Newspaper: The Dickinsonian
Date: April 26, 1979
Article: After Harrisburg nuclear incident anti-nuke campaign gains speed
Author: unknown
“Nobody needed this vote to know that Harrisburg had, in a weird way, muddled the mind of the anti-nuclear movement. This is just going to muddle it more,” said a spokeswoman for Austin (Texas) Citizens for Economical Energy. Her group had been trying to get the city out of the South Texas Nuclear Project. In February, a poll showed nearly 60 percent of the people favored the project. By the time of the April 6 vote – nine days after the March 28 Three Mile Island nuclear plant near Harrisburg began to malfunction – the race narrowed dramatically. The anti-nuclear forces eventually gathered 49 percent of the vote.
It was, of course, only a relative success for the anti-nuclear movement, and that may discourage further attempts to use the ballot to protest nuclear power. The anti-nuclear forces had been showing signs of restiveness at recent gatherings. The accident at Three Mile Island has undoubtedly weakened public confidence in nuclear power, and anti-nuclear activists seem anxious to capitalize on the advantage. The question is how.
Subsequent demonstrations have ranged from a big, relatively calm gathering in San Francisco to civil disobedience in Connecticut to sabotage in Europe.
“The really weird thing,” said the Austin spokeswoman, who requested anonymity, “is that Harrisburg should have been the best worst thing that could happen for opponents of nuclear power. But we can see here that Harrisburg has made a lot of people angrier. They want to do dramatic things now.” She defined “dramatic” as “sit-ins, mass marches, loud things.”
She also feared that “there’s a tactical split in the movement now, at least here. We’ve made steady, orderly progress toward stopping nuclear power. That more violent demonstrations can disrupt that progress – turn people against us – is a worrisome thing.”
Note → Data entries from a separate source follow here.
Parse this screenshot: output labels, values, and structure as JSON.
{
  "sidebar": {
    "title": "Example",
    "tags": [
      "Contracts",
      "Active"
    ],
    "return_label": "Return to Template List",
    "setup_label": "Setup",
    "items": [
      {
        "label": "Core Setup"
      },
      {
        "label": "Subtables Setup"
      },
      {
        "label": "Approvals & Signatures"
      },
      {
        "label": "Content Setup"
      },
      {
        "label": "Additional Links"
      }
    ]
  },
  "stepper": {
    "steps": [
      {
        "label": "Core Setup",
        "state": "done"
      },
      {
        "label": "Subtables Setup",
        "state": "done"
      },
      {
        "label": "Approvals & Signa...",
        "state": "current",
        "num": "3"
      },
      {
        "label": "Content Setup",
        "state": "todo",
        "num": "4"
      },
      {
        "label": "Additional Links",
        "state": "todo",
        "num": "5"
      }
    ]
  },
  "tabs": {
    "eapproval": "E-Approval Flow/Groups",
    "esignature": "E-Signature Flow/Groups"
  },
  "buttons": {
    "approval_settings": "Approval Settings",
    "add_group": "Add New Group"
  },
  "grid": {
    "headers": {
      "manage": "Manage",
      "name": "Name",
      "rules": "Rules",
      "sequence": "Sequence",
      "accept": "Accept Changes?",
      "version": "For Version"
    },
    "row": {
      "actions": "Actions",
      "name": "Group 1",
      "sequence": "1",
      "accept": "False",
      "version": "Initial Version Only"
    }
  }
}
Commercial nuclear power has been on the retreat for several years. The reactor industry measures its health by the number of reactor orders received each year. There were no orders in either 1976 or 1977, and only two in 1978. But it costs reactor builders like Westinghouse and General Atomic millions just to maintain the capacity to build reactors, whether or not orders are received.
As a result, Fortune magazine observed two weeks before Harrisburg that unless the “stalemate” between nuclear power advocates and opponents was broken, the capital costs of keeping the reactor industry alive could not be mainainted. The magazine predicted the industry would thus collapse by 1981.
The largest and best-known anti-nuclear group, the Clamshell Alliance in New England, has been coping with internal tensions over tactics since last June. Contemplating a massive demonstration at the Seabrook nuclear power plant in New Hampshire, the Alliance accepted a last-minute offer from then-Governor Meldrim Thompson to legally meet in a nearby garbage dump. But regional coordinators were furious over the executive committee’s acceptance of the compromise, and serious differences over regional autonomy and civil disobedience surfaced.
“The question of civil disobedience tactics is very real.” Clamshell spokesman Bob Hurwitz said. “One of the central questions is . . . how to maintain a direct action, nonviolent movement that insures each region’s autonomy.”
Clam member Guy Chichester adds, “There is an anarchistic element who argues that sanctity if life is more important than sanctity of property.”
“They feel each Clam should have a high degree of autonomy. Others felt there ought to be rigid guidelines. Guidelines or no guidelines, that’s one of the biggest bits of unfinished business.”
The Alliance couldn’t resolve the issue at its January conference. As a result, the plans for the summer, when all involved expected to intensify the anti nuclear campaign, are relatively uncoordinated. “There are several actions of various sorts – legal and illegal – planned by some of the state Clams,” Hurwitz noted.
The immediate aftermath of the Harrisburg accident reflected a similar disparity of tactics.
On April 7 a crowd of around 7000 peacefully listened to anti-nuclear speeches by Ralph Nader and Daniel Ellsberg in San Francisco, at a rally organized by the Abalone Alliance. Specifically the five-hour gathering was a protest against Pacific Gas & Electric’s $1.4 billion Diablo Canyon nuclear plant, which is located with 2.5 miles of the San Gregorio Hosgri earthquake fault.
Barbara Bowman of the East Bay Anti-Nuclear Group, one of the Alliance’s component parts, said “our overall tactics have not changed significantly” since the Three Mile Island plant began to leak radioactive steam. Her group will continue “legal intervention” into Diablo Canyon’s procedures.